Name	Type	Description
tuple	pd.DataFrame	`(results, optimizer)` where results is a sorted
	object	`DataFrame` and optimizer is the `SpotOptim` instance.

Raises

Name	Type	Description
	ValueError	If `exog` length ≠ `y` length and `return_best` is True.
	TypeError	If `cv` is not `TimeSeriesFold` or `OneStepAheadFold`.

Examples

# 1 — Dict-based search space (no ParameterSet needed):
import numpy as np
import pandas as pd
from sklearn.linear_model import Ridge
from spotforecast2_safe.forecaster.recursive import ForecasterRecursive
from spotforecast2_safe.splitter import TimeSeriesFold
from spotforecast2.model_selection import spotoptim_search_forecaster

np.random.seed(42)
y = pd.Series(
    np.random.randn(200).cumsum(),
    index=pd.date_range("2022-01-01", periods=200, freq="h"),
    name="load",
)

forecaster = ForecasterRecursive(estimator=Ridge(), lags=5)
cv = TimeSeriesFold(
    steps=5,
    initial_train_size=150,
    refit=False,
)

search_space = {"alpha": (0.01, 10.0)}

results, optimizer = spotoptim_search_forecaster(
    forecaster=forecaster,
    y=y,
    cv=cv,
    search_space=search_space,
    metric="mean_absolute_error",
    n_trials=5,
    n_initial=3,
    random_state=42,
    return_best=False,
    verbose=False,
    show_progress=False,
)

print(f"Is DataFrame: {isinstance(results, pd.DataFrame)}")
print(f"Contains 'alpha': {'alpha' in results.columns}")

Is DataFrame: True
Contains 'alpha': True

# 2 — ParameterSet-based search space:
import numpy as np
import pandas as pd
from sklearn.linear_model import Ridge
from spotoptim.hyperparameters import ParameterSet
from spotforecast2_safe.forecaster.recursive import ForecasterRecursive
from spotforecast2_safe.splitter import TimeSeriesFold
from spotforecast2.model_selection import spotoptim_search_forecaster

np.random.seed(42)
y = pd.Series(
    np.random.randn(200).cumsum(),
    index=pd.date_range("2022-01-01", periods=200, freq="h"),
    name="load",
)
cv = TimeSeriesFold(steps=5, initial_train_size=150, refit=False)

ps = ParameterSet()
_ = ps.add_float("alpha", low=0.01, high=10.0)
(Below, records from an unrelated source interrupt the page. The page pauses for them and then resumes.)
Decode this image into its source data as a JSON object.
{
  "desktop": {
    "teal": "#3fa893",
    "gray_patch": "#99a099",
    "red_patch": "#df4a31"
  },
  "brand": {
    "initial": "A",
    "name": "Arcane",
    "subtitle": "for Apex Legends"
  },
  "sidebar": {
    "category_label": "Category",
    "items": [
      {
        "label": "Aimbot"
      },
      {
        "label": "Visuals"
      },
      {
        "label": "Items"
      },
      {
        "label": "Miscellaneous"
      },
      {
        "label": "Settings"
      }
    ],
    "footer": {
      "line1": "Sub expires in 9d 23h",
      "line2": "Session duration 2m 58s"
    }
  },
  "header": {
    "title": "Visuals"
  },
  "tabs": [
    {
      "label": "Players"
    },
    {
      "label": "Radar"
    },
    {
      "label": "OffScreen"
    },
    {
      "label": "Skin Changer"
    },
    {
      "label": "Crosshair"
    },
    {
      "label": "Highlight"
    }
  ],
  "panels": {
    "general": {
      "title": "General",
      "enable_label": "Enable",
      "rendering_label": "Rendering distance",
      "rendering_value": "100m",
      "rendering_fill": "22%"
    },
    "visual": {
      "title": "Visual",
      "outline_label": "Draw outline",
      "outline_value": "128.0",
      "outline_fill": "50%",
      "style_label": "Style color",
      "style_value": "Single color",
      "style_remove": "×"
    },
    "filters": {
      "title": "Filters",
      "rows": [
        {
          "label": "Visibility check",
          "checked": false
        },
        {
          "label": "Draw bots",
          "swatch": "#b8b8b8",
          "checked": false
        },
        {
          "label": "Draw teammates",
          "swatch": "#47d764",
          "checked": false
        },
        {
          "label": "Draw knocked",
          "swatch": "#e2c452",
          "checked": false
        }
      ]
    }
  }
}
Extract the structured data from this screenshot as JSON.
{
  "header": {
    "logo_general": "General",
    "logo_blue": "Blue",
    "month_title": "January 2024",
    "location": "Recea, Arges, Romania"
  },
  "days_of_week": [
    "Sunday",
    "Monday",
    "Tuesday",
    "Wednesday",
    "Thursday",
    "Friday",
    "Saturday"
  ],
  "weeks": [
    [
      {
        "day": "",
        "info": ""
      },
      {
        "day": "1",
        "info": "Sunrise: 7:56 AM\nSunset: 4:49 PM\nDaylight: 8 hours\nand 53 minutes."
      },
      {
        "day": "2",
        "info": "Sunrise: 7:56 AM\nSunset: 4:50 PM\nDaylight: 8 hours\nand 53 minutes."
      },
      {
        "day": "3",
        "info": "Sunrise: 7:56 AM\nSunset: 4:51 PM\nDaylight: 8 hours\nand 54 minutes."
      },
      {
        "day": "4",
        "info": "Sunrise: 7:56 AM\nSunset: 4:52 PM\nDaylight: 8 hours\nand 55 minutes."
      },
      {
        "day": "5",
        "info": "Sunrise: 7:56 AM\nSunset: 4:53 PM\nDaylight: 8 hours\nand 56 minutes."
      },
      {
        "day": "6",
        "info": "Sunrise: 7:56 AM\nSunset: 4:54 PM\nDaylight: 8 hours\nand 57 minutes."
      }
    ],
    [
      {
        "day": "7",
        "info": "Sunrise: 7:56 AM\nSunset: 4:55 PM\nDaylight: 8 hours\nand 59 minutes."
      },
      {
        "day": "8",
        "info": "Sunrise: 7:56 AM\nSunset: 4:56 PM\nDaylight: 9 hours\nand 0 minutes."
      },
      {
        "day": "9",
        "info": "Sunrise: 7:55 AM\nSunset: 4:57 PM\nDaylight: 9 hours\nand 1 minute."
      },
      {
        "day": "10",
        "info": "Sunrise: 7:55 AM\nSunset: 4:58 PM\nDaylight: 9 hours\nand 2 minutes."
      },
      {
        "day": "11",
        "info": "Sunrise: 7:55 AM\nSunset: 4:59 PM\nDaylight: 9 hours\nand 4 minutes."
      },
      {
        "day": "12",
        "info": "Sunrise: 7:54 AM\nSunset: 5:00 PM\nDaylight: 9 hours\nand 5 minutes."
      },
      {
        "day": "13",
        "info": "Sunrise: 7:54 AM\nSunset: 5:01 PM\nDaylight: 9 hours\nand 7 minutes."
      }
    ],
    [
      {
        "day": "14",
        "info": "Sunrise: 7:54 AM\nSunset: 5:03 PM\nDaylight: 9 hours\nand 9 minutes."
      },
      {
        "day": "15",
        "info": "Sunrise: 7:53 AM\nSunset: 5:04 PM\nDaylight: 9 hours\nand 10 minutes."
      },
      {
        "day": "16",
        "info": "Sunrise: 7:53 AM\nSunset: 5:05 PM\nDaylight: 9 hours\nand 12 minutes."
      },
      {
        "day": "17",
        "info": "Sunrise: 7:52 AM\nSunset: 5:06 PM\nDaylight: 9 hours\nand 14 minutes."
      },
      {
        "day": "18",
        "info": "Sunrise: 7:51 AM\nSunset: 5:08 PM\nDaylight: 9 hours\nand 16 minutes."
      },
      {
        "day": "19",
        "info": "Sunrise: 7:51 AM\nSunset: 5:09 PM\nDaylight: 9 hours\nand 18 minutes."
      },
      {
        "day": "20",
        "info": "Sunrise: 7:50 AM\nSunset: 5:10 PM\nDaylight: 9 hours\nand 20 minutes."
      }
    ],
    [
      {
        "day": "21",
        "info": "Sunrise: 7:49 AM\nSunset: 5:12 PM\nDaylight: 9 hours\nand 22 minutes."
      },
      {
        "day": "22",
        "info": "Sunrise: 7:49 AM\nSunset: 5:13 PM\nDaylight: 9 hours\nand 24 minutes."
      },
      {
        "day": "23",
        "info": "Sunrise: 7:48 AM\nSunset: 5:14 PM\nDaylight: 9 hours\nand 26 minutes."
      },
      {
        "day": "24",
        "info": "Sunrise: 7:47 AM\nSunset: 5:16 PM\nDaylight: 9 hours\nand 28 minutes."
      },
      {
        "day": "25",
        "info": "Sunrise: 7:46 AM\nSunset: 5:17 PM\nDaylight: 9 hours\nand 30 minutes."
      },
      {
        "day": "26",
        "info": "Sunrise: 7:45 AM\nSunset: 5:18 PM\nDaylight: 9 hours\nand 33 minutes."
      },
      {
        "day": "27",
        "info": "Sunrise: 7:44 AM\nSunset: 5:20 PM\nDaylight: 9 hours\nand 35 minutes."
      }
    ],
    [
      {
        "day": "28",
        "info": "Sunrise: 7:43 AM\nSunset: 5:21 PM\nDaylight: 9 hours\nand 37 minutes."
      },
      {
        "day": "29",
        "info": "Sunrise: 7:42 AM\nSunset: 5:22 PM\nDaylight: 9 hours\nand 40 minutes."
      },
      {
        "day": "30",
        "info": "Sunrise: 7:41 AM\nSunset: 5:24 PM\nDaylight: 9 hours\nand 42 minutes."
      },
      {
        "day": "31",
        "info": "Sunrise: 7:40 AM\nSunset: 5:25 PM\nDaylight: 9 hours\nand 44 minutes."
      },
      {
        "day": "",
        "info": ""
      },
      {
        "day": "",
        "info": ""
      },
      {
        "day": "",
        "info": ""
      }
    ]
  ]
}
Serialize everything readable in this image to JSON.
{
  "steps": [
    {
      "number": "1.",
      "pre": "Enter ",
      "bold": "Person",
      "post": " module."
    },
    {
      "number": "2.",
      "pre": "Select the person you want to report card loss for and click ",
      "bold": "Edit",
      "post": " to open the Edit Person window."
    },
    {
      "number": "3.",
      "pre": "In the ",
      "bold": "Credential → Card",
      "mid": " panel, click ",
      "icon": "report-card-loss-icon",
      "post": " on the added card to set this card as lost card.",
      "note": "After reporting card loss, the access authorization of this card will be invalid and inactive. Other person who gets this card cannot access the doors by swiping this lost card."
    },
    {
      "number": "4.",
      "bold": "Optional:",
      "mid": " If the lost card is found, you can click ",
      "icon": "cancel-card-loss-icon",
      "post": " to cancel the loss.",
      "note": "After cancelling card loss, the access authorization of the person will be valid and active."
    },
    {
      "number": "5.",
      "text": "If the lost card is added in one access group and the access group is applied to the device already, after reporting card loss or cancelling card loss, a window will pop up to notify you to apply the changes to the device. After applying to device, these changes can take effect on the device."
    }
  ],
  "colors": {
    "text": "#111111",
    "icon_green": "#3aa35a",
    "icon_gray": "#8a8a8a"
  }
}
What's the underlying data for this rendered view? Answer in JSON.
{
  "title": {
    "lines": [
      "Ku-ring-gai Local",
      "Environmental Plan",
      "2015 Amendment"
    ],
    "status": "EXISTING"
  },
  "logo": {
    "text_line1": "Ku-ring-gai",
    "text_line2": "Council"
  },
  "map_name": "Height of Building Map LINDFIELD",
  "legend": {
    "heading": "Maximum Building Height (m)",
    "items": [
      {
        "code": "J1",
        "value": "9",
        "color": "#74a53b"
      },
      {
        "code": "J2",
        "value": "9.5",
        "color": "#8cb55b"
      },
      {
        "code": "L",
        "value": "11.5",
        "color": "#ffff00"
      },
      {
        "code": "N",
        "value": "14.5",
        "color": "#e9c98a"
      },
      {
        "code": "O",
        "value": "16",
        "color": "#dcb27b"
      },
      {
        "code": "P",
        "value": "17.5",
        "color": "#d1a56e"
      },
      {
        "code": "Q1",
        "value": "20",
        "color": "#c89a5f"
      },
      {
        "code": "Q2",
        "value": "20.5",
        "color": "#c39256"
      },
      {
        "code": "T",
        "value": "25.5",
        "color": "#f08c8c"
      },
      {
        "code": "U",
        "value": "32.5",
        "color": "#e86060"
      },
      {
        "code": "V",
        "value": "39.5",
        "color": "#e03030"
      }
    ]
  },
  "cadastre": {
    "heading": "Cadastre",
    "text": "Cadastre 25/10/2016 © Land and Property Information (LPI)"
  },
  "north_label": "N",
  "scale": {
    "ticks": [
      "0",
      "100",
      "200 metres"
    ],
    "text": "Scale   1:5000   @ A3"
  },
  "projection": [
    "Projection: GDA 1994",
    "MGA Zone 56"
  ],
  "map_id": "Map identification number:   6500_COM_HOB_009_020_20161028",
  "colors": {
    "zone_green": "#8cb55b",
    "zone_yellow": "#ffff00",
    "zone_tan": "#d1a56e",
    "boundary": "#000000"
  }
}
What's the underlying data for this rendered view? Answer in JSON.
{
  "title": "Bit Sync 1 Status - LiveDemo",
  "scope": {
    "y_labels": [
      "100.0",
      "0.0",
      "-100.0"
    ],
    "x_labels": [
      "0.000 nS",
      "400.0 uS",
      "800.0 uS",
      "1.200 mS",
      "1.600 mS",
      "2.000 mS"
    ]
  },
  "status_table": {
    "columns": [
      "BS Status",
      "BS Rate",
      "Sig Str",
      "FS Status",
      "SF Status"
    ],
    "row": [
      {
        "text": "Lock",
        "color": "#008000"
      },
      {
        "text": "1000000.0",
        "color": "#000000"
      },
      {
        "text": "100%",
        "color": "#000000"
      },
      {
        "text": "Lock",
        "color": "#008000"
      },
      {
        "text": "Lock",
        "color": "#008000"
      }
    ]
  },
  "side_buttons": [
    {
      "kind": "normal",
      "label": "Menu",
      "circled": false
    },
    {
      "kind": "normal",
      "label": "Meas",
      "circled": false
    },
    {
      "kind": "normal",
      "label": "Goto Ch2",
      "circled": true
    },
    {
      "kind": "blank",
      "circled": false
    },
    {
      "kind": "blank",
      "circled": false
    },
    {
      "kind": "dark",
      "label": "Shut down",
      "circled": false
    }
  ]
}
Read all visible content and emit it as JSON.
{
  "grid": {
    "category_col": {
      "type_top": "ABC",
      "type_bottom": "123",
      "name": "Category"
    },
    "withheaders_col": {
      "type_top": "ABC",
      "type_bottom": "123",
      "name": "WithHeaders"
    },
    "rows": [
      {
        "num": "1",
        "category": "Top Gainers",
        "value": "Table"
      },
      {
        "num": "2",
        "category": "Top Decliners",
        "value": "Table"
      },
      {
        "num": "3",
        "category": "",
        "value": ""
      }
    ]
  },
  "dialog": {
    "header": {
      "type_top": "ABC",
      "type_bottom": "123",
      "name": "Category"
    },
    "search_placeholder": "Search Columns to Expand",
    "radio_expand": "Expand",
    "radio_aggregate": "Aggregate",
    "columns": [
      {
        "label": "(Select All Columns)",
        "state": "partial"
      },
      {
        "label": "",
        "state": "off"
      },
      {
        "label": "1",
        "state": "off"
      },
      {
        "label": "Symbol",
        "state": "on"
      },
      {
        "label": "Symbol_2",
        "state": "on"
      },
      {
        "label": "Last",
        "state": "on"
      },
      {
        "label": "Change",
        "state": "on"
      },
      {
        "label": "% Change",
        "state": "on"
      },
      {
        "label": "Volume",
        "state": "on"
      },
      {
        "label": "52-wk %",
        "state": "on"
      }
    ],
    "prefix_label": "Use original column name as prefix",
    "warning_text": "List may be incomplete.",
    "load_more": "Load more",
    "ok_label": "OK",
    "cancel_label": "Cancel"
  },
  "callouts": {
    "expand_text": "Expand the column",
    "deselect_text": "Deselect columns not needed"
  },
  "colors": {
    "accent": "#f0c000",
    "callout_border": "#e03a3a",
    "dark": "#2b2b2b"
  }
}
results2, _ = spotoptim_search_forecaster(
    forecaster=ForecasterRecursive(estimator=Ridge(), lags=5),
    y=y,
    cv=cv,
    search_space=ps,
    metric="mean_absolute_error",
    n_trials=5,
    n_initial=3,
    return_best=False,
    verbose=False,
    show_progress=False,
)

print(f"Number of configurations evaluated: {len(results2)}")

Number of configurations evaluated: 5